Public Finance Alert
July.07.2022
Historically, the ability of a governmental conduit issuer to issue bonds to facilitate a financing for a religious organization or a religiously affiliated school, university, senior housing facility or other nonprofit institution, raised concerns that such a financing might run afoul of the required compliance with the Establishment of Religion Clause (the “Establishment Clause”) of the First Amendment (the “First Amendment”) of the United States Constitution, which generally prohibits the government from advancing religion or becoming entangled with religious activity. Certain financings also raised concerns about whether relevant state’s laws, regulations and policies (“State Religious Aid Restrictions”) were violated, some of which are more restrictive than the requirements of the Establishment Clause relating to governmental aid toward religious organizations. The concern was elevated when a borrower was “pervasively sectarian” - meaning an institution in which religion is so pervasive that a substantial portion of its functions are subsumed in the religious mission - given certain Supreme Court case law on this matter.
More recently, the United States Supreme Court (the “Court”) has been finding that the disqualification of religious organizations from governmental aid programs (that was believed to be necessary to satisfy the Establishment Clause) violates the Free Exercise of Religion Clause (the “Free Exercise Clause”) of the First Amendment, which generally protects against indirect coercion or penalties on the free exercise of religion. On June 21, 2022, the Court rendered its decision in Carson v. Makin (“Carson”): the latest case involving the tensions between the Establishment Clause and the Free Exercise Clause. This client alert expands on and updates our previous alerts, titled “ U.S. Supreme Court Decision in Espinoza v. Montana Department of Revenue Confirms Availability of Municipal Bond Financing for Religious Organizations” (“Espinoza”) and “ Public Finance Implications of the Trinity Lutheran Case” (“Trinity Lutheran”) published July 2020 and August 2017, respectively. Carson, together with Espinoza (involving a scholarship program) and Trinity Lutheran (involving playground resurfacing grants), reaffirm that the Free Exercise Clause prevents the application of State Religious Aid Restrictions to a generally available public benefit program based on an organization’s religious status (and as Carson made clear, religious use), absent meeting strict scrutiny by advancing a compelling state interest and by narrow tailoring of such restrictions.
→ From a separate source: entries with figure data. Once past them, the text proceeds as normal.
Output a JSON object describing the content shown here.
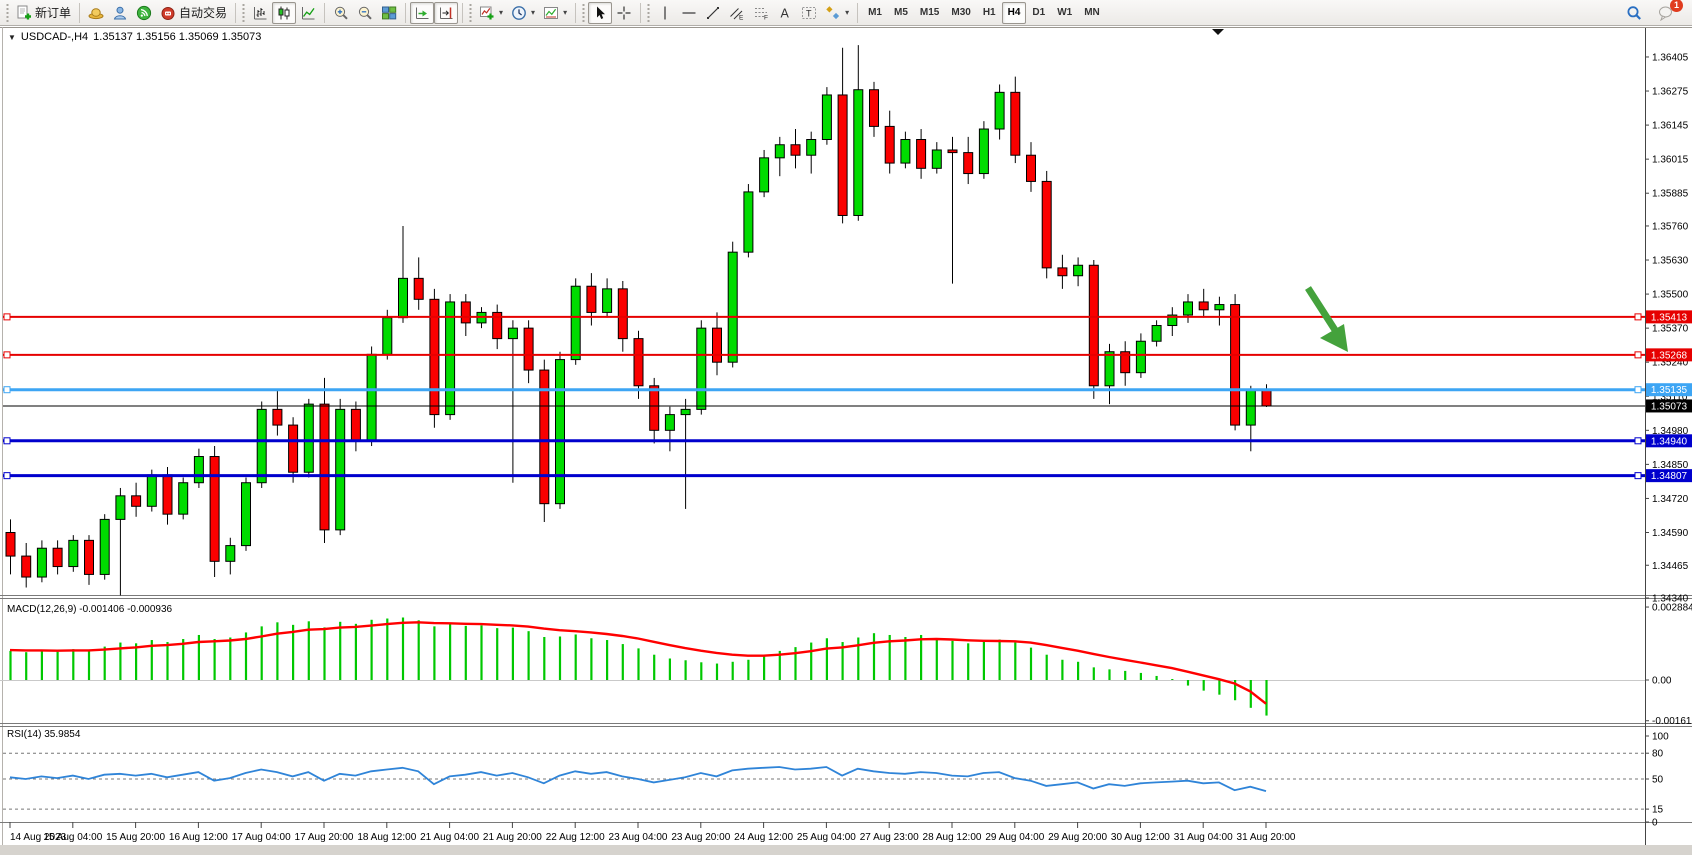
{
  "toolbar": {
    "groups": [
      {
        "items": [
          {
            "icon": "new-order-icon",
            "label": "新订单",
            "pressed": false
          }
        ]
      },
      {
        "items": [
          {
            "icon": "hat-icon"
          },
          {
            "icon": "profile-icon"
          },
          {
            "icon": "signals-icon"
          },
          {
            "icon": "autotrade-icon",
            "label": "自动交易"
          }
        ]
      },
      {
        "items": [
          {
            "icon": "bar-chart-icon"
          },
          {
            "icon": "candle-chart-icon",
            "pressed": true
          },
          {
            "icon": "line-chart-icon"
          }
        ]
      },
      {
        "items": [
          {
            "icon": "zoom-in-icon"
          },
          {
            "icon": "zoom-out-icon"
          },
          {
            "icon": "tile-windows-icon"
          }
        ]
      },
      {
        "items": [
          {
            "icon": "auto-scroll-icon",
            "pressed": true
          },
          {
            "icon": "chart-shift-icon",
            "pressed": true
          }
        ]
      },
      {
        "items": [
          {
            "icon": "indicators-icon",
            "dropdown": true
          },
          {
            "icon": "periods-icon",
            "dropdown": true
          },
          {
            "icon": "templates-icon",
            "dropdown": true
          }
        ]
      },
      {
        "items": [
          {
            "icon": "cursor-icon",
            "pressed": true
          },
          {
            "icon": "crosshair-icon"
          }
        ]
      },
      {
        "items": [
          {
            "icon": "vline-icon"
          },
          {
            "icon": "hline-icon"
          },
          {
            "icon": "trendline-icon"
          },
          {
            "icon": "channel-icon"
          },
          {
            "icon": "fibonacci-icon"
          },
          {
            "icon": "text-icon"
          },
          {
            "icon": "text-label-icon"
          },
          {
            "icon": "arrows-icon",
            "dropdown": true
          }
        ]
      }
    ],
    "timeframes": [
      "M1",
      "M5",
      "M15",
      "M30",
      "H1",
      "H4",
      "D1",
      "W1",
      "MN"
    ],
    "selected_timeframe": "H4",
    "right_icons": [
      {
        "icon": "search-icon"
      },
      {
        "icon": "chat-icon",
        "badge": "1"
      }
    ]
  },
  "chart": {
    "symbol_period": "USDCAD-,H4",
    "ohlc_text": "1.35137 1.35156 1.35069 1.35073"
  },
  "indicators": {
    "macd": {
      "display": "MACD(12,26,9) -0.001406 -0.000936"
    },
    "rsi": {
      "display": "RSI(14) 35.9854"
    }
  },
  "chart_data": {
    "type": "candlestick",
    "symbol": "USDCAD",
    "timeframe": "H4",
    "current_bar": {
      "open": 1.35137,
      "high": 1.35156,
      "low": 1.35069,
      "close": 1.35073
    },
    "up_color": "#00dc00",
    "down_color": "#fa0000",
    "candles": [
      [
        1.3459,
        1.3464,
        1.3443,
        1.345
      ],
      [
        1.345,
        1.3455,
        1.3438,
        1.3442
      ],
      [
        1.3442,
        1.3456,
        1.344,
        1.3453
      ],
      [
        1.3453,
        1.3456,
        1.3443,
        1.3446
      ],
      [
        1.3446,
        1.3458,
        1.3444,
        1.3456
      ],
      [
        1.3456,
        1.3458,
        1.3439,
        1.3443
      ],
      [
        1.3443,
        1.3466,
        1.3441,
        1.3464
      ],
      [
        1.3464,
        1.3476,
        1.3435,
        1.3473
      ],
      [
        1.3473,
        1.3478,
        1.3465,
        1.3469
      ],
      [
        1.3469,
        1.3483,
        1.3467,
        1.3481
      ],
      [
        1.3481,
        1.3484,
        1.3462,
        1.3466
      ],
      [
        1.3466,
        1.348,
        1.3464,
        1.3478
      ],
      [
        1.3478,
        1.3491,
        1.3476,
        1.3488
      ],
      [
        1.3488,
        1.3492,
        1.3442,
        1.3448
      ],
      [
        1.3448,
        1.3457,
        1.3443,
        1.3454
      ],
      [
        1.3454,
        1.348,
        1.3452,
        1.3478
      ],
      [
        1.3478,
        1.3509,
        1.3476,
        1.3506
      ],
      [
        1.3506,
        1.3513,
        1.3496,
        1.35
      ],
      [
        1.35,
        1.3503,
        1.3478,
        1.3482
      ],
      [
        1.3482,
        1.351,
        1.348,
        1.3508
      ],
      [
        1.3508,
        1.3518,
        1.3455,
        1.346
      ],
      [
        1.346,
        1.351,
        1.3458,
        1.3506
      ],
      [
        1.3506,
        1.3509,
        1.349,
        1.3494
      ],
      [
        1.3494,
        1.353,
        1.3492,
        1.3527
      ],
      [
        1.3527,
        1.3544,
        1.3525,
        1.3541
      ],
      [
        1.3541,
        1.3576,
        1.3539,
        1.3556
      ],
      [
        1.3556,
        1.3564,
        1.3544,
        1.3548
      ],
      [
        1.3548,
        1.3552,
        1.3499,
        1.3504
      ],
      [
        1.3504,
        1.355,
        1.3502,
        1.3547
      ],
      [
        1.3547,
        1.355,
        1.3534,
        1.3539
      ],
      [
        1.3539,
        1.3545,
        1.3537,
        1.3543
      ],
      [
        1.3543,
        1.3546,
        1.3529,
        1.3533
      ],
      [
        1.3533,
        1.354,
        1.3478,
        1.3537
      ],
      [
        1.3537,
        1.354,
        1.3516,
        1.3521
      ],
      [
        1.3521,
        1.3525,
        1.3463,
        1.347
      ],
      [
        1.347,
        1.3528,
        1.3468,
        1.3525
      ],
      [
        1.3525,
        1.3556,
        1.3523,
        1.3553
      ],
      [
        1.3553,
        1.3558,
        1.3538,
        1.3543
      ],
      [
        1.3543,
        1.3556,
        1.3541,
        1.3552
      ],
      [
        1.3552,
        1.3555,
        1.3528,
        1.3533
      ],
      [
        1.3533,
        1.3536,
        1.351,
        1.3515
      ],
      [
        1.3515,
        1.3518,
        1.3493,
        1.3498
      ],
      [
        1.3498,
        1.3507,
        1.349,
        1.3504
      ],
      [
        1.3504,
        1.351,
        1.3468,
        1.3506
      ],
      [
        1.3506,
        1.354,
        1.3504,
        1.3537
      ],
      [
        1.3537,
        1.3543,
        1.3519,
        1.3524
      ],
      [
        1.3524,
        1.357,
        1.3522,
        1.3566
      ],
      [
        1.3566,
        1.3592,
        1.3564,
        1.3589
      ],
      [
        1.3589,
        1.3605,
        1.3587,
        1.3602
      ],
      [
        1.3602,
        1.361,
        1.3595,
        1.3607
      ],
      [
        1.3607,
        1.3613,
        1.3598,
        1.3603
      ],
      [
        1.3603,
        1.3612,
        1.3596,
        1.3609
      ],
      [
        1.3609,
        1.3629,
        1.3607,
        1.3626
      ],
      [
        1.3626,
        1.3644,
        1.3577,
        1.358
      ],
      [
        1.358,
        1.3645,
        1.3578,
        1.3628
      ],
      [
        1.3628,
        1.3631,
        1.361,
        1.3614
      ],
      [
        1.3614,
        1.362,
        1.3596,
        1.36
      ],
      [
        1.36,
        1.3612,
        1.3598,
        1.3609
      ],
      [
        1.3609,
        1.3613,
        1.3594,
        1.3598
      ],
      [
        1.3598,
        1.3608,
        1.3596,
        1.3605
      ],
      [
        1.3605,
        1.361,
        1.3554,
        1.3604
      ],
      [
        1.3604,
        1.361,
        1.3592,
        1.3596
      ],
      [
        1.3596,
        1.3616,
        1.3594,
        1.3613
      ],
      [
        1.3613,
        1.363,
        1.3609,
        1.3627
      ],
      [
        1.3627,
        1.3633,
        1.36,
        1.3603
      ],
      [
        1.3603,
        1.3608,
        1.3589,
        1.3593
      ],
      [
        1.3593,
        1.3597,
        1.3556,
        1.356
      ],
      [
        1.356,
        1.3565,
        1.3552,
        1.3557
      ],
      [
        1.3557,
        1.3564,
        1.3553,
        1.3561
      ],
      [
        1.3561,
        1.3563,
        1.351,
        1.3515
      ],
      [
        1.3515,
        1.3531,
        1.3508,
        1.3528
      ],
      [
        1.3528,
        1.3532,
        1.3515,
        1.352
      ],
      [
        1.352,
        1.3535,
        1.3518,
        1.3532
      ],
      [
        1.3532,
        1.354,
        1.353,
        1.3538
      ],
      [
        1.3538,
        1.3545,
        1.3534,
        1.3542
      ],
      [
        1.3542,
        1.355,
        1.3539,
        1.3547
      ],
      [
        1.3547,
        1.3552,
        1.3541,
        1.3544
      ],
      [
        1.3544,
        1.3549,
        1.3538,
        1.3546
      ],
      [
        1.3546,
        1.355,
        1.3498,
        1.35
      ],
      [
        1.35,
        1.3515,
        1.349,
        1.35137
      ],
      [
        1.35137,
        1.35156,
        1.35069,
        1.35073
      ]
    ],
    "price_axis": {
      "ticks": [
        "1.36405",
        "1.36275",
        "1.36145",
        "1.36015",
        "1.35885",
        "1.35760",
        "1.35630",
        "1.35500",
        "1.35370",
        "1.35240",
        "1.35110",
        "1.34980",
        "1.34850",
        "1.34720",
        "1.34590",
        "1.34465",
        "1.34340"
      ]
    },
    "hlines": [
      {
        "price": 1.35413,
        "label": "1.35413",
        "color": "#e60000",
        "width": 2,
        "badge_bg": "#e60000"
      },
      {
        "price": 1.35268,
        "label": "1.35268",
        "color": "#e60000",
        "width": 2,
        "badge_bg": "#e60000"
      },
      {
        "price": 1.35135,
        "label": "1.35135",
        "color": "#3da5f4",
        "width": 3,
        "badge_bg": "#3da5f4"
      },
      {
        "price": 1.35073,
        "label": "1.35073",
        "color": "#000000",
        "width": 1,
        "badge_bg": "#000000",
        "is_current_price": true
      },
      {
        "price": 1.3494,
        "label": "1.34940",
        "color": "#0000cd",
        "width": 3,
        "badge_bg": "#0000cd"
      },
      {
        "price": 1.34807,
        "label": "1.34807",
        "color": "#0000cd",
        "width": 3,
        "badge_bg": "#0000cd"
      }
    ],
    "time_labels": [
      "14 Aug 2023",
      "15 Aug 04:00",
      "15 Aug 20:00",
      "16 Aug 12:00",
      "17 Aug 04:00",
      "17 Aug 20:00",
      "18 Aug 12:00",
      "21 Aug 04:00",
      "21 Aug 20:00",
      "22 Aug 12:00",
      "23 Aug 04:00",
      "23 Aug 20:00",
      "24 Aug 12:00",
      "25 Aug 04:00",
      "27 Aug 23:00",
      "28 Aug 12:00",
      "29 Aug 04:00",
      "29 Aug 20:00",
      "30 Aug 12:00",
      "31 Aug 04:00",
      "31 Aug 20:00"
    ],
    "macd": {
      "params": "12,26,9",
      "main_value": -0.001406,
      "signal_value": -0.000936,
      "histogram_color": "#00c800",
      "signal_color": "#ff0000",
      "axis_ticks": [
        {
          "label": "0.002884",
          "value": 0.002884
        },
        {
          "label": "0.00",
          "value": 0
        },
        {
          "label": "-0.00161",
          "value": -0.00161
        }
      ],
      "histogram": [
        0.00115,
        0.0011,
        0.00118,
        0.00112,
        0.00122,
        0.00115,
        0.00132,
        0.00148,
        0.00145,
        0.00158,
        0.0015,
        0.00162,
        0.00178,
        0.00162,
        0.00168,
        0.00188,
        0.00212,
        0.00228,
        0.00218,
        0.00232,
        0.00208,
        0.0023,
        0.00222,
        0.00238,
        0.00243,
        0.00247,
        0.00236,
        0.00212,
        0.00222,
        0.00214,
        0.00216,
        0.00205,
        0.00207,
        0.00193,
        0.0017,
        0.00172,
        0.0018,
        0.00165,
        0.00158,
        0.00142,
        0.00125,
        0.001,
        0.00085,
        0.00078,
        0.0007,
        0.00065,
        0.00072,
        0.0008,
        0.00095,
        0.00115,
        0.0013,
        0.00148,
        0.00165,
        0.0015,
        0.00168,
        0.00185,
        0.00178,
        0.0017,
        0.00178,
        0.00165,
        0.00155,
        0.00145,
        0.00152,
        0.0016,
        0.00148,
        0.00128,
        0.001,
        0.0008,
        0.00072,
        0.0005,
        0.00042,
        0.00036,
        0.00028,
        0.00016,
        4e-05,
        -0.00022,
        -0.00042,
        -0.00058,
        -0.0008,
        -0.0011,
        -0.001406
      ],
      "signal": [
        0.00118,
        0.00117,
        0.00117,
        0.00116,
        0.00117,
        0.00117,
        0.0012,
        0.00125,
        0.00129,
        0.00135,
        0.00138,
        0.00143,
        0.0015,
        0.00153,
        0.00156,
        0.00162,
        0.00172,
        0.00183,
        0.0019,
        0.00199,
        0.00201,
        0.00207,
        0.0021,
        0.00215,
        0.00221,
        0.00226,
        0.00228,
        0.00225,
        0.00224,
        0.00222,
        0.00221,
        0.00218,
        0.00216,
        0.00211,
        0.00203,
        0.00197,
        0.00193,
        0.00188,
        0.00182,
        0.00174,
        0.00164,
        0.00151,
        0.00138,
        0.00126,
        0.00116,
        0.00107,
        0.001,
        0.00096,
        0.00096,
        0.001,
        0.00106,
        0.00114,
        0.00124,
        0.00129,
        0.00137,
        0.00147,
        0.00153,
        0.00156,
        0.00161,
        0.00162,
        0.0016,
        0.00157,
        0.00155,
        0.00154,
        0.00153,
        0.00148,
        0.00138,
        0.00127,
        0.00116,
        0.00103,
        0.00091,
        0.0008,
        0.00069,
        0.00058,
        0.00047,
        0.00033,
        0.00018,
        3e-05,
        -0.00014,
        -0.00045,
        -0.000936
      ]
    },
    "rsi": {
      "period": 14,
      "value": 35.9854,
      "line_color": "#2f84d8",
      "levels": [
        80,
        50,
        15
      ],
      "axis_ticks": [
        {
          "label": "100",
          "value": 100
        },
        {
          "label": "80",
          "value": 80
        },
        {
          "label": "50",
          "value": 50
        },
        {
          "label": "15",
          "value": 15
        },
        {
          "label": "0",
          "value": 0
        }
      ],
      "series": [
        52,
        50,
        53,
        51,
        54,
        50,
        55,
        56,
        54,
        56,
        52,
        55,
        58,
        48,
        51,
        57,
        61,
        58,
        53,
        58,
        48,
        56,
        54,
        59,
        61,
        63,
        59,
        44,
        53,
        55,
        58,
        54,
        57,
        52,
        45,
        54,
        59,
        56,
        58,
        53,
        50,
        46,
        49,
        52,
        57,
        53,
        60,
        62,
        63,
        64,
        61,
        62,
        64,
        54,
        62,
        59,
        57,
        56,
        58,
        57,
        54,
        53,
        57,
        58,
        51,
        48,
        42,
        44,
        46,
        39,
        44,
        42,
        45,
        46,
        47,
        48,
        45,
        46,
        37,
        41,
        35.9854
      ]
    },
    "annotations": [
      {
        "type": "arrow",
        "name": "sell-signal-arrow",
        "color": "#44a23c",
        "direction": "down-right"
      }
    ]
  }
}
The facts of Carson are simple. Maine enacted a tuition assistance program for parents who live in school districts that neither operate a secondary school of their own nor contract with a particular school in another district. Under that program, parents designate the secondary school they would like their child to attend, and the school district transmits payments to that school to help defray the costs of tuition. Sectarian institutions were excluded from the program based on an opinion by the Maine attorney general that public funding of private religious schools violated the Establishment Clause. Petitioners sued the commissioner of the Maine Department of Education alleging that the “nonsectarian” requirement violated the Free Exercise Clause, the Establishment Clause and the Equal Protection Clause of the Fourteenth Amendment. The Court held that if a State chooses to subsidize private education, it cannot disqualify some private schools solely because they are religious. Hence, Maine’s “nonsectarian” requirement for otherwise generally available tuition assistance payments violated the Free Exercise Clause.
Additionally, Carson expands on Espinoza through the elimination of any distinction between religious use-based discrimination (how the money will be used) and religious status-based discrimination (recipient’s affiliation with or control by a religious organization). The Court in Carson explained that Trinity Lutheran and Espinoza held that the Free Exercise Clause forbids discrimination based on religious status, but those decisions never suggested that use-based discrimination is any less offensive to the Free Exercise Clause. Because the schools being excluded from this program were inherently sectarian, the Court acknowledges that the education provided by these schools involved indoctrination of students in their faith. The Court concludes that the prohibition on status-based discrimination under the Free Exercise Clause is not a permission to engage in use-based discrimination.
The Court in Carson also confirmed its holding in Locke v. Davey (“Locke”), a case also discussed in Espinoza, which highlights a restriction on a governmental aid program that satisfied strict scrutiny. Locke involved a Washington scholarship fund to assist academically gifted students with postsecondary education expenses that could be used for theology degrees but excluded vocational religious degrees (the “essentially religious endeavor” of pursuing a degree that trains a minister to lead a congregation). The Court confirmed the holding in Locke that there was a “historic and substantial state interest” against using “taxpayer funds to support church leaders” and that the program was narrowly focused to exclude vocational religious degrees. The Court in Carson concluded that Locke cannot be read to generally authorize the State to exclude religious persons from the enjoyment of public benefits, for “it is clear that there is no ‘historic and substantial’ tradition against aiding [private religious] schools.” The discussion in Carson may provide support for narrowly tailored exclusions in conduit financing programs such as prohibitions on bond financing vocational religious schools or facilities based on Locke.
In our view, Carson makes clear that a generally available conduit financing program cannot exclude religious borrowers no matter how pervasively sectarian and no matter how closely tied to church, synagogue or mosque.